# 4410 e hydro codes



## tengelhardt (Jan 14, 2015)

i have a 2003 jd 4410 that is giving me fits due to failing to move, i thought i fixed the problem by repalcing the seat safety switch because i was able to use the tractor for about four hours then it just stopped again i am getting a warning code with one long flash followed by three short flashes any suggestions


----------



## mirro11 (May 28, 2015)

*Same issue*

Hi, Did you ever find anything out? My JD 4410 is having the same issue. It does not move. I get the same long, short, short, short error code. 

Jay


----------



## 2jdeeres (Apr 14, 2010)

I have a 4310 that did a similar thing, I thought it was the seat switch but it was the other end of the harness that connects to the seat switch.

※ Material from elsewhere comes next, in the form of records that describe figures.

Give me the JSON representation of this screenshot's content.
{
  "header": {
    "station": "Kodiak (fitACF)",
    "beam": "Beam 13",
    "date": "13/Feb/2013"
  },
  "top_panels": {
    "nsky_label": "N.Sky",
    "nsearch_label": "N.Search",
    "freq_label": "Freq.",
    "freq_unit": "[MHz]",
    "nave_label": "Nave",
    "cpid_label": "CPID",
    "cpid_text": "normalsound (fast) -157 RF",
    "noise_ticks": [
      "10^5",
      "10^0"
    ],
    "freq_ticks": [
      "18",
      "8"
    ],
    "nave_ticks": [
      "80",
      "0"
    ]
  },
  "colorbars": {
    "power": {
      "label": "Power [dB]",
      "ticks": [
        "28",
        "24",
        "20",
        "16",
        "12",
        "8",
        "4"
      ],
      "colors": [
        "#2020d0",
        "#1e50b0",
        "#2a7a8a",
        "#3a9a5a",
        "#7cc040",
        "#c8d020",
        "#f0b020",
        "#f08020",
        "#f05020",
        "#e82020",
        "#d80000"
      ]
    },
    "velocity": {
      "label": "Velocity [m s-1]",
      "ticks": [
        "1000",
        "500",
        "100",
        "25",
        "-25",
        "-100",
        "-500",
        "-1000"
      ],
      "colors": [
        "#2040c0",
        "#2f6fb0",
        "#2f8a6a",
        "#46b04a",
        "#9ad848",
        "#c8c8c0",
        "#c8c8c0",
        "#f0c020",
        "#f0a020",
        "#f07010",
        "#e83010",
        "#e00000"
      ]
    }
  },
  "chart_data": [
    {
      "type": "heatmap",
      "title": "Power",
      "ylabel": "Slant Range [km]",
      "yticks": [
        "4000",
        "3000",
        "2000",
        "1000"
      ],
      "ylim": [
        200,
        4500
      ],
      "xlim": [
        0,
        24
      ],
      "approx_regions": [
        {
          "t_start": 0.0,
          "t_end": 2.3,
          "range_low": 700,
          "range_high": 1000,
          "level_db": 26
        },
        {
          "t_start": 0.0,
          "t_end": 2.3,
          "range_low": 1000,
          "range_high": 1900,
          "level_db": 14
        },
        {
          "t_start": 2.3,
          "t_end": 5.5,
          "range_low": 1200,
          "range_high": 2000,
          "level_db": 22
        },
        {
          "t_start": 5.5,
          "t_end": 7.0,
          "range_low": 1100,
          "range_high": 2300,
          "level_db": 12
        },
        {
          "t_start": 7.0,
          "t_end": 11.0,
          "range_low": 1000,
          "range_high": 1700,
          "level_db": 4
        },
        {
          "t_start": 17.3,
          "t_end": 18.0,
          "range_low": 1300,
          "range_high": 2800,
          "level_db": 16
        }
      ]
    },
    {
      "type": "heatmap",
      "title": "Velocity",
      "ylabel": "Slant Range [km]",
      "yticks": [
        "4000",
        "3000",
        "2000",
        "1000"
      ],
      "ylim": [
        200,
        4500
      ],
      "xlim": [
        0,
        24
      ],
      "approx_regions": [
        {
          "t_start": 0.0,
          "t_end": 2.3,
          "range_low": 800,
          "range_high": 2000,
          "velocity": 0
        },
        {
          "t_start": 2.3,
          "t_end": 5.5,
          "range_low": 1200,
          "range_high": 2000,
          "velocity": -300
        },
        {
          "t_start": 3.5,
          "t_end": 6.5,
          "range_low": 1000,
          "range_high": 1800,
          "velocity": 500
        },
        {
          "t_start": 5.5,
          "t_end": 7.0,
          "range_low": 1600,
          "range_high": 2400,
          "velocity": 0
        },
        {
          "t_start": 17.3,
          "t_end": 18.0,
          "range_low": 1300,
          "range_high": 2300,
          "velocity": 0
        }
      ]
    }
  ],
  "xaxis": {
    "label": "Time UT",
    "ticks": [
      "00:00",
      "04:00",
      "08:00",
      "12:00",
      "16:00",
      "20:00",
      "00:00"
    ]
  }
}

It was partially pulled apart, after straightening the prongs and fastening the connector it worked fine. follow the seat switch cable to the next connector.

Pat


----------



## mirro11 (May 28, 2015)

Thanks Pat, I will try that this afternoon. I am getting a trouble code, Long - Short - Short - Short. I have a call into John Deere, but any idea what that is? Also had a Short - Long - Long - Short code.

Jay


----------



## 2jdeeres (Apr 14, 2010)

Did you get your problem fixed?? If so what was it?

Pat


----------